Argentine, fin des années 1980. La superbe Lizandra est retrouvée défenestrée du 5e étage. Dans l'appartement, un désordre sans nom, deux verres cassés. Son mari, Vittorio Puig, psychanalyste de renom, est aussitôt accusé du meurtre de sa femme. Clamant son innocence, il charge l'une de ses patientes, Maria, qui a perdu sa fille pendant la dictature, de mener l'enquête à sa place.
Celle-ci s'acquitte loyalement de sa tâche, notamment en retranscrivant des cassettes enregistrant les séance du Dr Puig, et en interrogeant d'éventuels témoins. La représentation initiale du couple parfait se fissure peu à peu, révélant une série de non-dits d'une violence psychologique extrême, faisant entrer en résonnance le passé et le présent, comme pour ces "folles", les mères des disparus qui arpentent inlassablement la Place de Mai pour réclamer justice pour leurs enfants, les histoires des uns et les souffrances des autres se répondant sans cesse dans les méandres d'un récit habilement construit, et toujours surprenant.

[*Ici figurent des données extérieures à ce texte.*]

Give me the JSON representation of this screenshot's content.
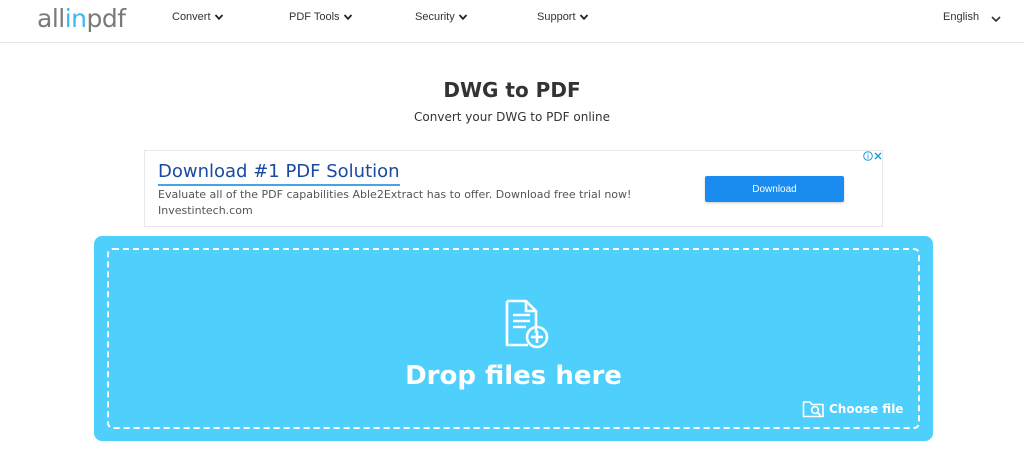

Comme dans Le Confident, Hélène Grémillon excelle à sonder les âmes, entremêler les fils du passé et du présent, à explorer les relations parents-enfants (ici autant mère-fils que mère-fille absente). Avec une écriture très fluide, presque parlée, en focalisation interne, qui fait sa signature, Hélène Grémillon colle au plus près des émotions de sa narratrice, mais aussi des autres figures de femmes sur lesquelles le roman est centré. Aussi prenant et aussi troublant que son premier roman : une nouvelle réussite d'Hélène Grémillon, qui se lit avec plaisir.
Pour poursuivre sur les échos de la dictature, en littérature argentine cette fois-ci, plusieurs pistes, comme Le lieu perdu de Norma Huidobro ou L'autobus d'Eugenia Almeida qui l'évoquent davantage sous forme de parabole (pas moins perturbante pour autant, peut-être même plus), tandis que Dans ses yeux de Sacheri l'aborde plus sous l'angle de l'enquête policière.